That quote made me think of what is happening with our federal budget and deficit. Have you seen the federal budget explained in simple English?
At the risk of interjecting something political into this post, I will simply say I agree with former Fed Chief, Alan Greenspan who recently was quoted: Greenspan: Obama Should Have Embraced Simpson-Bowles and I am disappointed that none of the important legislation that must be done by the end of the year will be dealt with until after the election.
But, back to law firm economics in 2012. Here is another quote from the New York Times article:
Today, firms bargain over rates and compete fiercely for both their own talent and for clients. Clients have figured out that much of what lawyers do is a commodity that can easily be outsourced far more cheaply.
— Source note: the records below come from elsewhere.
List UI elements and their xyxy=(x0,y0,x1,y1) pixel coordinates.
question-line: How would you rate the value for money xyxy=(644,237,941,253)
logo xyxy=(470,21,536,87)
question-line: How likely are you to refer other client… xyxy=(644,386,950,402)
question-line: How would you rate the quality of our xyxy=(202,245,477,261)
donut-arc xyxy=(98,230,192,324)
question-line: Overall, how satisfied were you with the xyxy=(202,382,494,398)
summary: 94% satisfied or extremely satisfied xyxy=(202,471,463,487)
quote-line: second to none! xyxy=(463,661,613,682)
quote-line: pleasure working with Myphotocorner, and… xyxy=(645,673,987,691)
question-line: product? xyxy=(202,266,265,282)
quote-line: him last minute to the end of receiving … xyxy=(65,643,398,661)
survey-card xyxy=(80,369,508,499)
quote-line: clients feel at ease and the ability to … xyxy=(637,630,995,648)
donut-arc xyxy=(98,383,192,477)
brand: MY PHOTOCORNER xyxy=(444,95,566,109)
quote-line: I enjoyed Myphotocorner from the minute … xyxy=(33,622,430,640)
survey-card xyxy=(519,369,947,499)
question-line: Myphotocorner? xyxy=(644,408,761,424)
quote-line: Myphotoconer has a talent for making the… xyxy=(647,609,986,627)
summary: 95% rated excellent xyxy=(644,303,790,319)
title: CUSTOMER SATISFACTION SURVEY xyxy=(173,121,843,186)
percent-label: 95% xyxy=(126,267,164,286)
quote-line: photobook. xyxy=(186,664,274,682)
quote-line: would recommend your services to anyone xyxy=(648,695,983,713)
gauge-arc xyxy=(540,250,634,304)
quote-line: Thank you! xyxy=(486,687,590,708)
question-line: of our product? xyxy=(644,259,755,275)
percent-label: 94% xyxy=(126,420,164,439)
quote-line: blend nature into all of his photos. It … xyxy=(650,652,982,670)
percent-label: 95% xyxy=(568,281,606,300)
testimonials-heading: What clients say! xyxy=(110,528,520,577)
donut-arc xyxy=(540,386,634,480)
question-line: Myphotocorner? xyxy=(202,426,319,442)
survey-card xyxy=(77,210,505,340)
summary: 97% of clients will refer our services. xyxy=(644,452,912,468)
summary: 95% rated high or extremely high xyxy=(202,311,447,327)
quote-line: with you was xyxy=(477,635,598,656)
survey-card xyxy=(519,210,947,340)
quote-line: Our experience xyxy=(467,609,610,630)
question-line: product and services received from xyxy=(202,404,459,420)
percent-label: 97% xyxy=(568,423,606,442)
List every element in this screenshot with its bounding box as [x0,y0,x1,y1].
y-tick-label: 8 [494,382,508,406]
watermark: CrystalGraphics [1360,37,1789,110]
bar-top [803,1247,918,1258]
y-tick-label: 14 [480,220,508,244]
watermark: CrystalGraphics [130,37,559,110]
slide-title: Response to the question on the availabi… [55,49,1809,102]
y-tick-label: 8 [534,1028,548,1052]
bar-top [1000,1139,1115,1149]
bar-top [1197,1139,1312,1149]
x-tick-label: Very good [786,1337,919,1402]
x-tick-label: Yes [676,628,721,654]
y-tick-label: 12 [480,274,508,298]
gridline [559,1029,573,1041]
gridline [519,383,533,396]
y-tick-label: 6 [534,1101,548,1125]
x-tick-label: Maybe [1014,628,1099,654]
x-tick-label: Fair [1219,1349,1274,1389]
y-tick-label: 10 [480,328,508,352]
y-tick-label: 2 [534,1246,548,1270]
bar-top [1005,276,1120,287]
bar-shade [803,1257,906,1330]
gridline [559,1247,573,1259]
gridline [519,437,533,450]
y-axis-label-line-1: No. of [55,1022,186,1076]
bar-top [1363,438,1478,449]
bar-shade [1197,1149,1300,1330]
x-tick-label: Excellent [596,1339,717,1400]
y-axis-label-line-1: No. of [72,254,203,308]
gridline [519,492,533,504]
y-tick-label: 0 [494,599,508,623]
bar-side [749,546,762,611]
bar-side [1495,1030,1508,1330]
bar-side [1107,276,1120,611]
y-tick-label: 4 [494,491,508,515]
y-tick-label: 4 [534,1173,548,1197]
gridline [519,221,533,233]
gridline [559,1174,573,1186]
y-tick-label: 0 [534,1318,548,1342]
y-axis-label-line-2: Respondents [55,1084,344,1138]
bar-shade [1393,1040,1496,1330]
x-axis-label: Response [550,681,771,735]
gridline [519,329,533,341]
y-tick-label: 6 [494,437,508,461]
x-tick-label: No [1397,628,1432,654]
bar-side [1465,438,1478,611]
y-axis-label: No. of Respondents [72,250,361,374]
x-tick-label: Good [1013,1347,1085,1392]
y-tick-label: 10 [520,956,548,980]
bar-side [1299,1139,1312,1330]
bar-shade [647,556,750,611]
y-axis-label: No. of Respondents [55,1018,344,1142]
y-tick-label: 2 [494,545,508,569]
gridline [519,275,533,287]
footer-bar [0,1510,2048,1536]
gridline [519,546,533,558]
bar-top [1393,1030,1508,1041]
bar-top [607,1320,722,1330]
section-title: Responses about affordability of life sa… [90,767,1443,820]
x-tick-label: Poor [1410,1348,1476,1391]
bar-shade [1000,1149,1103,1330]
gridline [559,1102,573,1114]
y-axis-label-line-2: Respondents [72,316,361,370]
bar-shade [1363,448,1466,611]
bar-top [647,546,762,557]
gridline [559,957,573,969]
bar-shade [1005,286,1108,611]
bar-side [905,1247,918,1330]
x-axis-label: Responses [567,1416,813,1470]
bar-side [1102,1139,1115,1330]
With the economy still an issue, how many firm leaders are focusing on ways their firm can be more valuable to existing clients and become the firm of choice to potential clients? One law firm leader recently wrote about that. In Re-Engineering the Business of Law, Seyfarth Shaw‘s chairman J. Stephen Poor, wrote:
Lawyers today should be asking themselves nontraditional questions: how to apply resources more effectively, to shorten cycle time and lower the cost of their work product and other deliverables, while raising the level of service. In the end, your client will reward you by giving you more work across more areas, and your relationship will deepen.
Are you asking those non-traditional questions? I would love to know how you are answering them.